Читать «Последние дни Российской империи. Том 2» онлайн - страница 233

Петр Николаевич Краснов

— Вы давно были в Петрограде? — спросила садясь Нина Николаевна.

— Уже скоро год, что я не уезжал с фронта.

— О! Ужасно. Это совсем как мой муж. Но у него я. Я создаю ему и на войне семейную обстановку. Мы устроили в корпусную летучку старшей сестрою Любовь Матвеевну Рокову… О, не судите её строго. Toutcompren-dre c'est tout pardoner. Надо знать её историю. C'est un vrais ange. У нас так мило по вечерам. Мы провели своё электричество в дом, нам командир телеграфной роты устроил, и каждый день или тихий бридж, или загасим свет и вокруг столика с блюдечком, вызываем духов. Мне кажется, я раз видала этого… Ларва, — содрогаясь сказала Нина Николаевна. — Какие вопросы мы задаём! И о войне, и о победе, и о Распутине, и о революции. Да, mon general, надо думать и об этом и к этому надо быть готовым. Какие планы! Какие люди! Здесь у нас представитель Земгора бывает, он кадет по партии, но монархист по убеждению, что он рассказывает! Вы послушайте его! Он к вам приедет. Он здесь по осушке окопов от сточной воды, в гидроуланах, как их называют. И с ним команда — шестьдесят человек. Все цвет общества! Ах, какая молодёжь! Какие таланты. По воскресеньям у нас маленькие soirees misicales — поем, играем. Вы знаете, теперь в солдаты забрали массу артистов, по мобилизации. Мы с Jakob'oм их тщательно выуживаем и сейчас зачисляем в комендантскую роту и вся рота у нас сплошной артист. Наши воскресенья c'est delicieux. Совсем модный петроградский cabaret. Ну вот и Jakob. Как я рада, что познакомилась с вами. Говорите о деле, и ровно в час обед в интимном кругу: вы, я, Jakob, Любовь Матвеевна и Самойлов. Наш старый верный циник Самойлов! Но quel l'esprit!...

Она выпорхнула из гостиной и дала возможность Саблину вытянуться и произвести условную фразу представления командующему армией.

— Ну, как я рад, — сказал Пестрецов. — Садись, милый Саша. Нина уже рассказала тебе, какой бедлам творится у нас.

II

За те десять месяцев, что Саблин не видал Пестрецова, тот сильно постарел и подался. Вместо мужественной плотности явилась обрюзглая, одутловатая полнота. Усы были сбриты, и круглое лицо, полное морщин, казалось хитрым и лукавым, как у ксёндза.

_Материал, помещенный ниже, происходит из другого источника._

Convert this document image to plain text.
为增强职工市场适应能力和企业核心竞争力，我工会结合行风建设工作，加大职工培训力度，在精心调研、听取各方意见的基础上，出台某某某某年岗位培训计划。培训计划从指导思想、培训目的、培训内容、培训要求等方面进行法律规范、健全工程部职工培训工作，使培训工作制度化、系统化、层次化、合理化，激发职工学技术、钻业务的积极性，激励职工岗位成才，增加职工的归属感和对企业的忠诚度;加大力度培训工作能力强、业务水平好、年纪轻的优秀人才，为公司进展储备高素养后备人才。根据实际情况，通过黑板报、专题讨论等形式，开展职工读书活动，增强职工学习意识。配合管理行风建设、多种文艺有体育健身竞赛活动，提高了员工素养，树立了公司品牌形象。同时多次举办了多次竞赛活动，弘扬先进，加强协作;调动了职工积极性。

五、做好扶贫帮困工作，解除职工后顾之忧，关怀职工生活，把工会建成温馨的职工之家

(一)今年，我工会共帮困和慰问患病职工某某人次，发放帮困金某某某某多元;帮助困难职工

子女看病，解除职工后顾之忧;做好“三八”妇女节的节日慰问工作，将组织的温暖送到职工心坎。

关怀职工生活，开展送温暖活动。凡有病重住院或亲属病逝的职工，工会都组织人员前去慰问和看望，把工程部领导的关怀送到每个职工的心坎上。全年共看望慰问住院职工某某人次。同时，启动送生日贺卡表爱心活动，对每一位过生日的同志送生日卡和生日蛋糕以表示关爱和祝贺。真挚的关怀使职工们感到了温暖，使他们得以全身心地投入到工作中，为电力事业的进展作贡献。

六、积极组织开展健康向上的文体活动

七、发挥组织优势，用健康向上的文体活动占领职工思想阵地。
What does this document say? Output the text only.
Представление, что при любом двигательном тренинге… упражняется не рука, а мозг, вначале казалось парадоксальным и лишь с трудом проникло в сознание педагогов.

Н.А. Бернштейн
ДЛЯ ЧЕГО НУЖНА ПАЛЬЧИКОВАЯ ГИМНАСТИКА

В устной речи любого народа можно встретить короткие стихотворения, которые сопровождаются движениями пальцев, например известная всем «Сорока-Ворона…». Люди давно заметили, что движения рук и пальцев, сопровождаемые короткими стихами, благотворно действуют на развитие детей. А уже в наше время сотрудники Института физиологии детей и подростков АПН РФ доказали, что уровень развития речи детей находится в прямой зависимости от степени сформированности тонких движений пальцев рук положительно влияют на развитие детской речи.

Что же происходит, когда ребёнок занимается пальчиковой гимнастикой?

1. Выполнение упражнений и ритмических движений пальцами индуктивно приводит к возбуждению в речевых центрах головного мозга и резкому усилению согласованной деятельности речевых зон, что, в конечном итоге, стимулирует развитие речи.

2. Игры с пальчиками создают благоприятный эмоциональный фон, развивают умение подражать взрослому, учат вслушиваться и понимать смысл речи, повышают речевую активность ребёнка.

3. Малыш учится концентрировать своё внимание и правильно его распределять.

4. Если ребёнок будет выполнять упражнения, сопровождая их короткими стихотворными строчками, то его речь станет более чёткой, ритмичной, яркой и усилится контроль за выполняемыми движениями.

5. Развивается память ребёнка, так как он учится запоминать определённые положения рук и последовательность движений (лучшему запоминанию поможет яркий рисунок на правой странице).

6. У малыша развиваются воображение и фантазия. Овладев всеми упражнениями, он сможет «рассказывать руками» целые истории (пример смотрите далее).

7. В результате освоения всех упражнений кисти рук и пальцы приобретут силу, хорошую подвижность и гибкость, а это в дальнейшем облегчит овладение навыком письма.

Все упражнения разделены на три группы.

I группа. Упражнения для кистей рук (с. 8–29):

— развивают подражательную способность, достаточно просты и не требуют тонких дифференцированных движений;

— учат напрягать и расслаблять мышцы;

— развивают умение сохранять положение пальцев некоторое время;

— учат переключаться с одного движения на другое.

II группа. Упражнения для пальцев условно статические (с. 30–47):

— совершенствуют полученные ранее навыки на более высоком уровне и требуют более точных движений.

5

— Рад я, Саша, что ты попал ко мне, — сказал Пестрецов, — и жаль мне тебя, — ибо болото. И местность — болото, и люди — болото. Черт его знает что такое произошло. Помнишь, когда в японскую войну Куропаткин от манёвренной войны перешёл к окопному сидению, все восставали против него, и первым Великий князь Николай Николаевич осудил его. «Куропаткинская», мол, стратегия, а теперь мы сами закопались и носа никуда сунуть не можем. От моря и до моря сплошной окоп. Ужас один.

— Но почему это так произошло? — спросил Саблин.

— Все французы. Мы помешались на Западном фронте. Фош для нас всё. Петен и Жоффр, — это, милый мой, Наполеоны и гении. Кому какое дело, что там фронт всего 400 километров и по три дивизии стоят в затылок одна другой, а пушки не то что вытянулись в ряд, а в три ряда стоят непрерывно. Там море стали и свинца. Оттуда нас засыпают инструкциями, переводами, описаниями, наставлениями. Учитесь, русские дикари, как надо. Там — железо и бетон. Глубокие подземные галереи, целые города с водопроводами и канализацией, с электрическим освещением, с железными койками. Грузовые автомобили непрерывными колоннами тянутся и везут туда снаряды и продовольствие, а оттуда раненых. Там каждые две недели смена, путешествие в тыл. Там — мёртвая война, и это вызвано коротким фронтом, близостью таких чувствительных мест, как Париж, великолепною техникою и массою войск, которых некуда девать. Там долбят месяцами одну точку, чтобы сделать прорыв и податься на четыре километра. У нас все наоборот. Громадное пространство, на котором можно замотать, окружить и уничтожить любую армию, фронт на две с лишним тысячи вёрст, на который даже и проволоки не хватает, отсутствие артиллерии и всё-таки французская тактика и Фош, Фош! Ах не к добру это!